"Tough Love" exhibit open until February 6
"Tough Love," the second of three art exhibitions exploring themes of social justice at CSW's Thompson Gallery, will be hosting a gallery talk and personal tour of the exhibit by Todd Bartel, gallery director, on Saturday, January 24.
"Tough Love" examines gay rights, same sex marriage, and intense anti-gay rhetoric through the eyes of two artists, Daren Young and Andrew Graham '99.
Young and Graham titled the exhibition "Tough Love" because as Graham points out, "A 'tough love' would be a love that has struggled enormously and yet has survived."
"It is not an attempt to tackle the whole argument, nevertheless it acts as a portrait, a contemporary snapshot of our cultural dilemma around alternative lifestyles and rights, or the lack thereof, regarding the interpretation of our most cherished laws and ideals," Todd said.
Young, an openly gay artist and activist in Salt Lake City, Utah, presents his multimedia "Virtual Wedding" and an autobiographical series of drawings, which chronicles his personal story as he came to acknowledge his sexual identity. Graham, from Brooklyn, New York, creates painted replicas of the placards which Rev. Fred Phelps and the Westboro Baptist Church in Topeka, Kansas used during their now infamous and notorious anti-gay protests at various events, which included gay pride gatherings, military funerals, Christian and political gatherings.
"Juxtaposing Young's evocative work with Graham's provocative work raises many questions about civil rights, the definition of marriage, first amendment rights and the 'pursuit of happiness,' while at the same time dovetailing with CSW's dedicated focus on social justice," Todd said.

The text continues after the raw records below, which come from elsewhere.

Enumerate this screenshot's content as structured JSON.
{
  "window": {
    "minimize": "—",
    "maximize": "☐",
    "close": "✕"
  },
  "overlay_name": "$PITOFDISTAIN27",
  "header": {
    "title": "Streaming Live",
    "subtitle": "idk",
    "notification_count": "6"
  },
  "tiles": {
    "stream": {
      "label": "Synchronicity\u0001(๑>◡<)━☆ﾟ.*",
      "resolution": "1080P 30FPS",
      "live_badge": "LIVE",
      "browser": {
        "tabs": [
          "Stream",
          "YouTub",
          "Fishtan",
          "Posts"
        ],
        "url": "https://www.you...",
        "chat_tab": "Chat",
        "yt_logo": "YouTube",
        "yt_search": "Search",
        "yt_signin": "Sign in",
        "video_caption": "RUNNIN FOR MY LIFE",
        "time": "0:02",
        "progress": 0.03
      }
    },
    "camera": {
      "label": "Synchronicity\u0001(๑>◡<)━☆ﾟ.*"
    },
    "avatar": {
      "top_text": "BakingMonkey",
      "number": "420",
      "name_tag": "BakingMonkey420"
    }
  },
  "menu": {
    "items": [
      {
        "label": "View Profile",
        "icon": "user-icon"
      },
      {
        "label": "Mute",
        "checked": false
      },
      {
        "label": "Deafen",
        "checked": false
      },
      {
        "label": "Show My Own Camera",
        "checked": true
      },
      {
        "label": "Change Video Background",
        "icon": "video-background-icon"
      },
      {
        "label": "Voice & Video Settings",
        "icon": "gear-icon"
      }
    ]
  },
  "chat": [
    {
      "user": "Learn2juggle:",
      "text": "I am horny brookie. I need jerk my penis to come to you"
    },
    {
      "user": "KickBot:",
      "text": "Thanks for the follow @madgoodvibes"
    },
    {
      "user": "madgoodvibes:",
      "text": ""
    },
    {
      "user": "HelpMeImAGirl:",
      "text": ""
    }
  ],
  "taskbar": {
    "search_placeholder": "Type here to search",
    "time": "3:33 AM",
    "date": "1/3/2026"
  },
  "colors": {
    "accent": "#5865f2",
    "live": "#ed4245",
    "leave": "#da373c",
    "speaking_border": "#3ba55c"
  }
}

Young will be displaying two installations in the exhibit; "Snapshots from My Youth: Pivotal Moments from 1969 to 1978," a series of drawings presented like photographs from a scrapbook, and a multi-video installation. "Virtual Wedding," which combines drawings with time-based media, explores many pros and cons of same sex marriage through documentary interviews with several gay and lesbian partners, while his "snap-shot" drawings of each couple symbolically retains their testimony.
"As the audience views my art, I want it to evoke their own individual memories or life experiences regardless of whether they are straight or gay," Young said. "I hope to generate greater understanding and awareness of what it means to be different and outside the center, especially as it relates to life in our often very conservative community."
Graham's work, "Taking Sides," attempts to expose the gray areas of the first amendment by taking imagery from actual signs used in the WBC demonstrations led by Pastor, Fred Phelps.
"My overall personal vision extends beyond these signs and slogans, however, to address themes of queerness, orthodoxy, and 'American tribalism,' I combine stylistic associations with abstract expressionist, op, and pop art movements, and optical elements from various world cultures and religions, as well as references to my own experiences," Graham said.
The gallery talk will take place on Saturday, January 24, from 1 to 2 p.m., in the Thompson Gallery, Garthwaite Center for Science and Art. The "Tough Love" exhibit runs through February 6, 2009.